Should Discovery Writers Outline?


Fiction writers can be divided into two broad types: architects who draw up thorough plot outlines before they start writing, and gardeners, or discovery writers, who just dive in and play it by ear.

Some writers are natural outliners. Others are natural gardeners. A common complaint of the latter is that they lose interest in writing once they "know how the story ends." These are the writers who feel like they have a story inside burning to get out, and writing the outline satisfies that urge.

An architect approaches writing a novel like a builder approaches a construction project. He drafts plans, lays the foundation, and knows exactly where the project is going and how much work is left at pretty much all times. This approach has several advantages:
  • Prevents you from writing yourself into a corner
  • Keeps your characters in line
  • Helps you make deadlines
  • Stronger endings in general
  • Lets you keep series continuity straight
But should discovery writers outline if doing so kills their motivation?

As a professional editor, I can confidently say that every author needs to outline. At least half of all developmental problems in my gardener clients' manuscripts would have been solved by outlining.

If you're a discovery writer, don't worry. Your "To outline or not to outline?" dilemma has a simple solution. 

Go ahead and fly by the seat of your pants on the first draft. Then write an outline, and revise your manuscript using it as a guide.

Don't know how to write an outline? My professional author client Adam Lane Smith presents an easy-to-follow outline guide in his best selling how-to book Write Like a Beast. Read it now!

Write Like a Beast - Adam Smith


  1. Thanks for this. I'm about 30k words into my first manuscript and after deviating from the outline a _lot_ I was beginning to wonder if I should keep going or get back to outlining. Truth be told, I haven't done enough serious writing yet to know if I'm a discovery writer or not, though it feels that way at this point.

    It's almost a relief to hear an author say it's okay to fly by the seat of my pants on the first draft.

    1. You're welcome. The only way to know which type of writer you are is to try both ways.

    2. Greg

      I've discovered I'm a fly by the seat writer who needs an outline :) in fact I find I need a general structure as a guide much like instruction sheets for model planes or cars. The structure paradoxically give me much freedom to become creative.

      But that's me.

    3. xavier- I think I get where you're coming from there. That sounds a bit like the approach I've had the most success with so far. Thanks for sharing!

  2. I've only ever tried writing casually, but I've always noticed that any time I try to write off the spur of the moment, the story dies almost immediately as soon as my initial urge or burst of inspiration does. Conversely, writing an outline makes the whole thing "make sense". Then again, I've never actually written any significant amount of text, so I don't know how much I should read into my experiences.

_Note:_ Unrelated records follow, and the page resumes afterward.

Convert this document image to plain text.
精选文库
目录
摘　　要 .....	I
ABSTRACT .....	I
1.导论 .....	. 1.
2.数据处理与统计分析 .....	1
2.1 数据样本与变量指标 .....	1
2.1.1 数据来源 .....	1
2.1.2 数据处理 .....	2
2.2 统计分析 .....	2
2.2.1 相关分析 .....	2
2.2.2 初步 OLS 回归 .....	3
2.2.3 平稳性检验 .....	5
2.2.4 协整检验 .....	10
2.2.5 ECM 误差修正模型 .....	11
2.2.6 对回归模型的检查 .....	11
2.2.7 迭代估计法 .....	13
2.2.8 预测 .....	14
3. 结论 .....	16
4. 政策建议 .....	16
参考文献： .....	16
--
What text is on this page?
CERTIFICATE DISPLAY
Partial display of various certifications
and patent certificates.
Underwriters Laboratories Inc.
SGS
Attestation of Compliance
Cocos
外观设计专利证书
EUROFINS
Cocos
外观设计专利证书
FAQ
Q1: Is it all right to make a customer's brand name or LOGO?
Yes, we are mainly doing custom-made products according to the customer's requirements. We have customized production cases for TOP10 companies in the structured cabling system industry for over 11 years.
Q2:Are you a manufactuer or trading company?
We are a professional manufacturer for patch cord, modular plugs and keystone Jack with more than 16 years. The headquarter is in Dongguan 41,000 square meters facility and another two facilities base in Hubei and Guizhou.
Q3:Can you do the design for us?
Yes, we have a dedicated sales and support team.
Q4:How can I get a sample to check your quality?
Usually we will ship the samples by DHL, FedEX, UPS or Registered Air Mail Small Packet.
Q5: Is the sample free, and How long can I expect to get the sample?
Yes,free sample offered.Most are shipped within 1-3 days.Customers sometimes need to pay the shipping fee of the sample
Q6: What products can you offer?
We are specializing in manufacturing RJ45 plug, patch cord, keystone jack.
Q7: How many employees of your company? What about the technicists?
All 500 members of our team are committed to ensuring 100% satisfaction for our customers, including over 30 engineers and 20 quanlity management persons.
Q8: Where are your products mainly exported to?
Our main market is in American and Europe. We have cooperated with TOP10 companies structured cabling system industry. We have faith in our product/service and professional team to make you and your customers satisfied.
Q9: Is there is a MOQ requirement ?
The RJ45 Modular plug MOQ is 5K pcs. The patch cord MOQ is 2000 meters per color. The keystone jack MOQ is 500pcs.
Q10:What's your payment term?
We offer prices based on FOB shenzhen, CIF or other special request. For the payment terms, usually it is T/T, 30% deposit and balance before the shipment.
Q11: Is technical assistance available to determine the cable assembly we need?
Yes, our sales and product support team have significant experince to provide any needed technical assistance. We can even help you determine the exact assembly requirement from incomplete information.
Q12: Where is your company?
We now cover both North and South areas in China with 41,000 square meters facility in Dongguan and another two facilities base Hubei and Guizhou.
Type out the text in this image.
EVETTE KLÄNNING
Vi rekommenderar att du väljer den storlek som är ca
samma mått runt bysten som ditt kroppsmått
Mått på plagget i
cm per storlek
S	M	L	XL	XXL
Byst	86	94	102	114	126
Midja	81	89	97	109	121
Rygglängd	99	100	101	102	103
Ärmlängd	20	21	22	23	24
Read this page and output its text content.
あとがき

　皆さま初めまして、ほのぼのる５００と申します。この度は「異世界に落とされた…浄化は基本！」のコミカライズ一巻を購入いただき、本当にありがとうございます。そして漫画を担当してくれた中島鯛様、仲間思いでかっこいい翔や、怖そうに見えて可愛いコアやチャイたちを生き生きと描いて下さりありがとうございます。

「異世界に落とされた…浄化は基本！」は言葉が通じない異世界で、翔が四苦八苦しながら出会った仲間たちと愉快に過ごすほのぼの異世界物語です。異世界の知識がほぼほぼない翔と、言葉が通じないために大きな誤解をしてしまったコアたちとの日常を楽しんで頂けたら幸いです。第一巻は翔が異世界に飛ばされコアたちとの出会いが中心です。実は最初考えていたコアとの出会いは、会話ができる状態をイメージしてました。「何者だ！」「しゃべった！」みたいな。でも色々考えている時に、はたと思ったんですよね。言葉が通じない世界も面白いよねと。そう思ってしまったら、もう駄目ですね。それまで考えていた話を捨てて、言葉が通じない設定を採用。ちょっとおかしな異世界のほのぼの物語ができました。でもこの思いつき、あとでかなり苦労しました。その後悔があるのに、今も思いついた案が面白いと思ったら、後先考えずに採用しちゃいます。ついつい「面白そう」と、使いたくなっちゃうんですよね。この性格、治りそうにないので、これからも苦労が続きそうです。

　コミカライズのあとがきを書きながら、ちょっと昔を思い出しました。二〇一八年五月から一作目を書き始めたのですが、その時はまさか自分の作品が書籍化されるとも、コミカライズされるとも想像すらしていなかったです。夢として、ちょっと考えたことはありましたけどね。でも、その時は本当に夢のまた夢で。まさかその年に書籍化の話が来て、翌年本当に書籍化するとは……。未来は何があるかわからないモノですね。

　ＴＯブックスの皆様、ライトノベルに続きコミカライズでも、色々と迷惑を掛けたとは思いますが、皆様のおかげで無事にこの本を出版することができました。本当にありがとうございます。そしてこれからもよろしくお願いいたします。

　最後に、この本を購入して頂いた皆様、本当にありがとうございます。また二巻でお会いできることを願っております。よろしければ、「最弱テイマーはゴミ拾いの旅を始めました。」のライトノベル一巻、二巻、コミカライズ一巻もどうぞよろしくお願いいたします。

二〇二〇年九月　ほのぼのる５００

  3. Perhaps some authors feel that an outline would limit their ability to be spontaneous. I think that's a mistake, as nothing in the outline is carved in stone and can be easily changed. In the end, I see no downside to organizing your thoughts before you begin writing your "story that must be told."

    1. Chris

      Interesting. Jagi's booklet on novel writing discourages outlining and echoed it again at John's site.

      I dunno. I think both approaches are legitimate but an outline can't hurt either.


    2. Being spontaneous is overrated. Like it or not, formulas sell books.

  4. Sound advice. I find that I fall into the trap of early middles because I failed to plan an escalating event in the 2nd act. No one said, "If only I hadn't outlined, this book would have been great!"

  5. This is 1COMODIN9

    In his "Apostilles to The Name of The Rose", Eco says that the more detailed, and therefore constrictive his world is and it's rules are, the freer he feels to garden about within those confines... Now, I've written A LOT of essays, but I can't bring myself to write some bloody fiction. The closest thing is a short 2000 word story as a part of a workshop, and I cheated by lifting the plot off Meat Loaf's Bat Out Of Hell and modding it to the local geography and personal story.

    I'll pick up ALS's book, but some advice on how to bring up the "stories that are already within yourself" or something to the effect would be brilliant.